De Palma fait de Carrie le modèle extrême de la solitude adolescente, de cette époque de la vie où le monde n’est fait que de craintes et de souffrances. Le réalisateur joue de cet état de fait puisqu’il nous propose de nombreux moments de pur bonheur directement contrebalancés par des lieux d’une tristesse inconcevable. En ce sens, Carrie est un personnage double à part entière et De Palma jouit de cette dualité atroce. Elle possède deux vies diamétralement opposées : l’une se déroulant dans une maison terne et étriquée et l’autre dans un univers plus ensoleillé, plus ouvert mais dans lequel elle évolue avec davantage de difficultés (la différence travaillée des lumières est d’une perfection inouïe). Carrie se situe sans cesse entre deux extrêmes et ne sait jamais lequel choisir : aux portes de la mort (scène de la douche) ou du bonheur (l’invitation au bal), physique repoussant (devant son miroir) ou plaisant (lorsque Miss Collins lui relève les cheveux), égale aux autres ou monstre à part… Autant d’interrogations qui frapperont Carrie au long du métrage, placée entre deux catégories de personnes : d’une part des amis peu convaincus puisqu’ils ne le sont que par culpabilité et d’autre part des ennemis décidés. Jusqu’à ce que les événements choisissent pour elle et qu’elle ne sombre dans une folie destructrice, nous menant au paroxysme de l’effroi (la scène du bal).

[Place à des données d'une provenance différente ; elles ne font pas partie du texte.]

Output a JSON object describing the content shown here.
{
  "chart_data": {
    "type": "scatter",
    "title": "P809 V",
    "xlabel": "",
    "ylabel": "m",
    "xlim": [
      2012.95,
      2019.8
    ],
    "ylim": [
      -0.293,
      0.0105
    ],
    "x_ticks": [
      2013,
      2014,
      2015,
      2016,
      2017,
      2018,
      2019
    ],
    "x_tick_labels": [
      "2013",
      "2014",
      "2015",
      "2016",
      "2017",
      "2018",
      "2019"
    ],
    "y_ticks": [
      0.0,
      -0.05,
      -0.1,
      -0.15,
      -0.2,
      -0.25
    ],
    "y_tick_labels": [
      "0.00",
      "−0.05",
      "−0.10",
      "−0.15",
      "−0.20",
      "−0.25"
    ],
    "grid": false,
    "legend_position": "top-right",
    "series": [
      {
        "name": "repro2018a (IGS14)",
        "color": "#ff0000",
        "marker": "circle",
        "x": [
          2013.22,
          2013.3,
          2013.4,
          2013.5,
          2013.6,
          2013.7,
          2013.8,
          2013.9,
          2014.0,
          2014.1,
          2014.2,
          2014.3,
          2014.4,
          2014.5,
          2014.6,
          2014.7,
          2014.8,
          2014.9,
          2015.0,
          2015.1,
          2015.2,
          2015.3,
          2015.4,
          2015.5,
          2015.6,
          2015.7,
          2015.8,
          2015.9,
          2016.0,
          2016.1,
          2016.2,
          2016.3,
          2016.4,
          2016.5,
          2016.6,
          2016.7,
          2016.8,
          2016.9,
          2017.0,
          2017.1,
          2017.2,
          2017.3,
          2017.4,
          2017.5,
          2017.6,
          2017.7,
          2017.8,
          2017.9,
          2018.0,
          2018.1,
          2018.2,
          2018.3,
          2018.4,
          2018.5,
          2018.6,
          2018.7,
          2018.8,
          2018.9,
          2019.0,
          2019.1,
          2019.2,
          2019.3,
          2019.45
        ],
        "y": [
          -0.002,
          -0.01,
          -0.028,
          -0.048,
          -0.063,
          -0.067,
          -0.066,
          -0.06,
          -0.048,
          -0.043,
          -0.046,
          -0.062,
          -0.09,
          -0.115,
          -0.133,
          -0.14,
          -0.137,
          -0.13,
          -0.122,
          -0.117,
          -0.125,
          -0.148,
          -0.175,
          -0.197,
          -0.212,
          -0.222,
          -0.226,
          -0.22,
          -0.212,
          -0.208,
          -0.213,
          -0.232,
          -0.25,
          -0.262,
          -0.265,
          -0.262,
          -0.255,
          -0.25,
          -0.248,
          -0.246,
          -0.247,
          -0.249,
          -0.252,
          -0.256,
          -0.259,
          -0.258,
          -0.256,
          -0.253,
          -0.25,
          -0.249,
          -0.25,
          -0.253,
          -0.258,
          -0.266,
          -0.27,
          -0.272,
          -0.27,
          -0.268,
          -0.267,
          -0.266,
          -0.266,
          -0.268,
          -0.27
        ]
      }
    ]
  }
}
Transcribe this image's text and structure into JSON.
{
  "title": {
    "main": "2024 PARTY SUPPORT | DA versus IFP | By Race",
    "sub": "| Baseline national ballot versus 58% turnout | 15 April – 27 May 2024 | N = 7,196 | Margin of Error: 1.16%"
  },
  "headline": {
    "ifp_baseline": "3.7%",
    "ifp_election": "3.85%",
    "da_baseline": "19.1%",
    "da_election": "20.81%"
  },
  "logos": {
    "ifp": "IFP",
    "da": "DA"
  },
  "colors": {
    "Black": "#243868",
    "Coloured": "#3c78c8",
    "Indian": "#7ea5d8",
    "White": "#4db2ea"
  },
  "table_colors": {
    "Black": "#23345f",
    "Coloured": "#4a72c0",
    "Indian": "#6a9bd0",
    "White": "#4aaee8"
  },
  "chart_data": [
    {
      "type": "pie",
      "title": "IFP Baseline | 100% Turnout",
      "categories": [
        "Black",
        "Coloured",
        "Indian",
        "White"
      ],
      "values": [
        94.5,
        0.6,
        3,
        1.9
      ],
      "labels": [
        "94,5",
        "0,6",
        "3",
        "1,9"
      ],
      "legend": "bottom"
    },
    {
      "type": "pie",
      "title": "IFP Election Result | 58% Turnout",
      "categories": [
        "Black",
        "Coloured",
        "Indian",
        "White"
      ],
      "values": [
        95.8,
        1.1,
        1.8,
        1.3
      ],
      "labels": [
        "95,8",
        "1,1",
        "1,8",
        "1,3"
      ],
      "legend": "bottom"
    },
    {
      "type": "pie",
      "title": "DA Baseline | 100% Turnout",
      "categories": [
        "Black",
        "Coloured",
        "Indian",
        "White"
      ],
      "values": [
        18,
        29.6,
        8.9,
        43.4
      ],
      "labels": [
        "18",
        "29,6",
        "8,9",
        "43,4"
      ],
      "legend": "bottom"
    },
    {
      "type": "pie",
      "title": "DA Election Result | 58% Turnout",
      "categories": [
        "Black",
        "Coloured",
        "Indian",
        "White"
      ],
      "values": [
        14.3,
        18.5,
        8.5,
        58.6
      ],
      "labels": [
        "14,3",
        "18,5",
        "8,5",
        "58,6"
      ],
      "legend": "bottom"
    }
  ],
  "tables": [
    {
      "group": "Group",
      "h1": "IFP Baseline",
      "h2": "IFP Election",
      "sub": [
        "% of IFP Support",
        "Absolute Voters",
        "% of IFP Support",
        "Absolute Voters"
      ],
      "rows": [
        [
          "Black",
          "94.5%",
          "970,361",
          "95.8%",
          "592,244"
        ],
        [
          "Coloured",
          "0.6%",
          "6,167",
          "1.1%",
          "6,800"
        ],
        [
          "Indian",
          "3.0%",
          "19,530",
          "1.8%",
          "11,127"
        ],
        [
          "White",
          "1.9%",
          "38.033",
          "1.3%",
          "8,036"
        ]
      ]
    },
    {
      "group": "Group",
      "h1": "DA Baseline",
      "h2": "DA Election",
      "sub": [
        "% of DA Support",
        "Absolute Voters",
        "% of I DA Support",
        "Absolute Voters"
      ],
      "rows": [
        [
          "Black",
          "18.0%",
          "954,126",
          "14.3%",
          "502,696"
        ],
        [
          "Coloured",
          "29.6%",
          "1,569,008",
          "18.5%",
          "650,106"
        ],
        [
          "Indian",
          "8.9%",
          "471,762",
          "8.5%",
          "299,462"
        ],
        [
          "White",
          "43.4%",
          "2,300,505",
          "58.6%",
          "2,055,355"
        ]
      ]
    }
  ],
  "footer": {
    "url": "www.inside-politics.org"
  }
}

La psychologie du personnage central est traitée au scalpel par De Palma qui parvient de nouveau à nous manipuler de part en part. La scène du bal offre deux preuves de cette manipulation contrôlée du réalisateur : l’effroi procuré par le montage alterné du podium où se situent Carrie et Tommy et du stratagème fomenté par Chris et Billy ainsi que la fausse progression démantelée lorsque le réalisateur nous promène au sujet de Sue qui traduira par son regard sa position réelle dans l’entourage de Carrie.

L’interprétation de Sissy Spacek et de tous les autres membres du casting est époustouflante en tous points et nous ne pouvons que rejoindre les propos de De Palma qui affirme avoir eu la meilleure équipe de l’époque. Mention spéciale pour Piper Laurie qui interprète de façon magistrale cette marâtre castratrice et fanatique et donne lieu à une symétrie entre le monde des adolescents et celui des adultes. Lorsque la mère de Carrie se rend chez la mère de Sue, elle est reçue avec politesse et est rapidement remerciée à coups de billets. Cette scène permet d’édifier la comparaison patente que nous retrouvons dans notre société : les adultes sont aussi cruels que les adolescents mais sont cadenassés par les règles de bienséance imposées qui nous dictent qu’on ne met pas une torgnole dans la gueule d’un voisin trop envahissant (à ce titre, lire les savoureuses Catilinaires d’Amélie Nothomb).

En conclusion, par sa capacité de dépeindre la société telle qu’elle est en exacerbant chacun de ses éléments, par son emprise manipulatrice sur le spectateur, par la beauté des images proposées et par l’effroi total provoqué, De Palma prouve une fois pour toutes son savoir-faire dans le domaine et livre une œuvre immortelle, destinée au panthéon des chefs-d’œuvre.